Do you know how to grow good corn????



Happy Monday evening and go KU in the college basketball championship game....it is not looking to good for the JayHawks right now...but they can come back..

In prayer this evening I asked special blessings and give all thanks for the sweet lady who came through her back surgery today and is now on the road to recovery, praise be to God for the success of the surgery. I give thanks to a very sweet friend who I had the wonderful opportunity of meeting while on her mission here in Utah many years ago, God places people in our lives at all different times for reasons, some in the here and now and some down the road. I am blessed to have her in my life. I asked God to bless each of us with our needs and to see inside our hearts and comfort all of the fears, tears and chaos that is going on. I ask God to continue to allow us his strength, his peace, his calm and always his abundant love. In the name of Jesus Christ I ask these mercies and graces. Amen...
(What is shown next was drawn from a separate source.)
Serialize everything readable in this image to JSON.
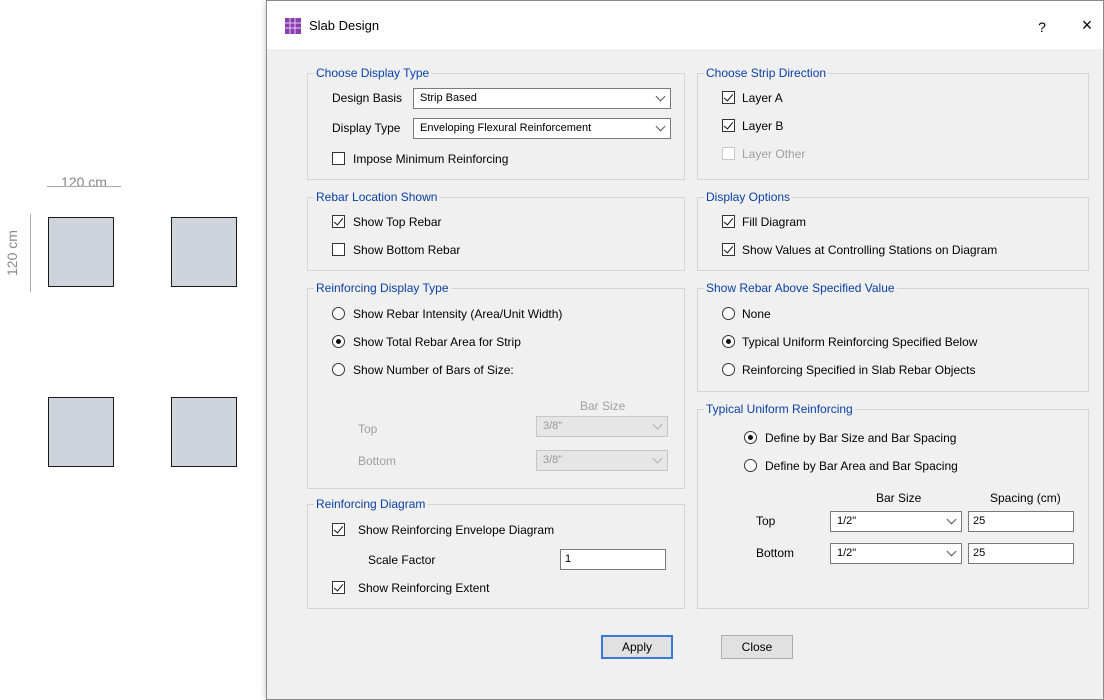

I think many of us can benefit from the story below...we need to realize that by helping others...we are helping ourselves!!! You know what I say about your bricks in heaven!!!!

Growing Good Corn

There was a Nebraska farmer who grew award-winning corn. Each year he entered his corn in the state fair where it won a blue ribbon…
One year a newspaper reporter interviewed him and learned something interesting about how he grew it. The reporter discovered that the farmer shared his seed corn with his neighbors.
“How can you afford to share your best seed corn with your neighbors when they are entering corn in competition with yours each year?” the reporter asked.
“Why sir,” said the farmer, “didn’t you know? The wind picks up pollen from the ripening corn and swirls it from field to field. If my neighbors grow inferior corn, cross-pollination will steadily degrade the quality of my corn. If I am to grow good corn, I must help my neighbors grow good corn.”
He is very much aware of the connectedness of life. His corn cannot improve unless his neighbor’s corn also improves.
So it is in other dimensions. Those who choose to be at peace must help their neighbors to be at peace. Those who choose to live well must help others to live well, for the value of a life is measured by the lives it touches. And those who choose to be happy must help others to find happiness for the welfare of each is bound up with the welfare of all.
The lesson for each of us is this: if we are to grow good corn, we must help our neighbors grow good corn.